Tersangka kasus tudingan ijazah palsu Presiden ke-7 RI Joko Widodo, Rismon Sianipar, menilai langkah restorative justice tidak akan memulihkan nama baik Jokowi.
Rismon menyebut pemulihan nama baik tidak bisa dicapai melalui mekanisme keadilan restoratif maupun penghentian penyidikan.
Ia menegaskan, jika Jokowi sebagai pelapor ingin memulihkan nama baiknya, maka proses hukum seharusnya diselesaikan melalui persidangan.

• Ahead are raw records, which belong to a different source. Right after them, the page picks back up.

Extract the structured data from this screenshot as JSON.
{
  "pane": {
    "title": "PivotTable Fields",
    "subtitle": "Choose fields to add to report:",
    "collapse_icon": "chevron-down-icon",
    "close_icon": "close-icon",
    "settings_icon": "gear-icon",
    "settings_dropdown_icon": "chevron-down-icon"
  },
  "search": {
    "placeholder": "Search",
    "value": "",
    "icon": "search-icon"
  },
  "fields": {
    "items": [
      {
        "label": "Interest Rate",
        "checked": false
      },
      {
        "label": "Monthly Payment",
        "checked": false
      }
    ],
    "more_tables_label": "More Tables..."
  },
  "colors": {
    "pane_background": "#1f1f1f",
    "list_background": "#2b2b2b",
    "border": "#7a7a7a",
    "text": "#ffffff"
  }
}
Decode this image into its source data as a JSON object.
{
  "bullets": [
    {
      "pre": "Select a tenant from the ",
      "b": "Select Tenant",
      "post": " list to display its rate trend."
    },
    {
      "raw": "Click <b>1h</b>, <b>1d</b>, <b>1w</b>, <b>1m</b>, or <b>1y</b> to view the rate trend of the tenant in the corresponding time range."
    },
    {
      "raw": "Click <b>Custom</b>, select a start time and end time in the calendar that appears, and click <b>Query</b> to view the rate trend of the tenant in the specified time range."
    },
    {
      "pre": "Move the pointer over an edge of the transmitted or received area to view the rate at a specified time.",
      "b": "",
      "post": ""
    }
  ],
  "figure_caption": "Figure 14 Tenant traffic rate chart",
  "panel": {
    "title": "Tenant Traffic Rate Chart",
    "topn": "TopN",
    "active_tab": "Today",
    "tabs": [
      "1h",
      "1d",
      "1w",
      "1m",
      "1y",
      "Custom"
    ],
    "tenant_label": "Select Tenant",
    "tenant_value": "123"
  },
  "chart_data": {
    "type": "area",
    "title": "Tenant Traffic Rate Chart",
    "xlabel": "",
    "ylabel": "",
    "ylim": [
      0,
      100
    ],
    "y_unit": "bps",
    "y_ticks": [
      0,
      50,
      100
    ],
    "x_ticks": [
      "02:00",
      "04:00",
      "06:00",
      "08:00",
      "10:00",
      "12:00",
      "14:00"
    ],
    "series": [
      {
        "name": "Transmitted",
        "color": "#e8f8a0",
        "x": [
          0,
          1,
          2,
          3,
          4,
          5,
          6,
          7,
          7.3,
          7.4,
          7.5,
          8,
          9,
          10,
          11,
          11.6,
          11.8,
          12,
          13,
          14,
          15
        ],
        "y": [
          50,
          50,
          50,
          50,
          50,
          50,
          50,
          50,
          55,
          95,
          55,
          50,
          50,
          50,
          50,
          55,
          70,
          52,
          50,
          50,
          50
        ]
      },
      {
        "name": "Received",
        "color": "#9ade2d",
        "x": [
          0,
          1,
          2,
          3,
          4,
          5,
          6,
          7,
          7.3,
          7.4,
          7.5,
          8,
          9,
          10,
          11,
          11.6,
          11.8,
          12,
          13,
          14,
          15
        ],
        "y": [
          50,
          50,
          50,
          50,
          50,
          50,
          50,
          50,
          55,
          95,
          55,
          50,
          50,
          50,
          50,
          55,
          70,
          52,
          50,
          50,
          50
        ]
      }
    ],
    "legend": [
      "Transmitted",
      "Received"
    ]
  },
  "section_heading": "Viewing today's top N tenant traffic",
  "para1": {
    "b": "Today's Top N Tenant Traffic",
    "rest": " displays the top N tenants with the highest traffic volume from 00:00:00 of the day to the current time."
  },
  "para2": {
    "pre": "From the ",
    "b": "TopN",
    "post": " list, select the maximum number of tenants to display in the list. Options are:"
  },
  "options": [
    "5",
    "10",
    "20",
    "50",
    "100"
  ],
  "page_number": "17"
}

Rismon menyatakan dirinya bersama tersangka lain memilih melanjutkan perkara hingga tuntas dan tidak menempuh jalan damai.
Menurutnya, restorative justice yang ditempuh Eggi Sudjana dan Damai Hari Lubis hanya membebaskan keduanya dari status tersangka.
Langkah tersebut dinilai tidak berkaitan langsung dengan upaya pemulihan nama baik Jokowi.
Kuasa hukum Rismon, Jahmada Girsang, turut menyoroti isi kesepakatan restorative justice yang tidak dibuka secara transparan ke publik.
Ia mempertanyakan poin-poin perjanjian yang menjadi syarat disetujuinya keadilan restoratif tersebut.
Jahmada juga menilai terdapat kejanggalan dalam proses pengajuan dan persetujuan restorative justice dari sisi waktu.
Menurutnya, prosedur tersebut seharusnya membutuhkan izin Ketua Pengadilan Negeri dengan tenggat waktu tertentu.
Sebelumnya, Eggi Sudjana dan Damai Hari Lubis dilepaskan dari status tersangka setelah Jokowi menyetujui permohonan restorative justice.
Penyidik kemudian menerbitkan surat perintah penghentian penyidikan atau SP3 terhadap keduanya.
Polda Metro Jaya sendiri telah menetapkan delapan orang sebagai tersangka dalam kasus tudingan ijazah palsu Jokowi.
Para tersangka dijerat pasal pencemaran nama baik, fitnah, ujaran kebencian, serta manipulasi data elektronik.
Delapan tersangka tersebut dibagi ke dalam dua klaster berdasarkan peran dan perbuatannya.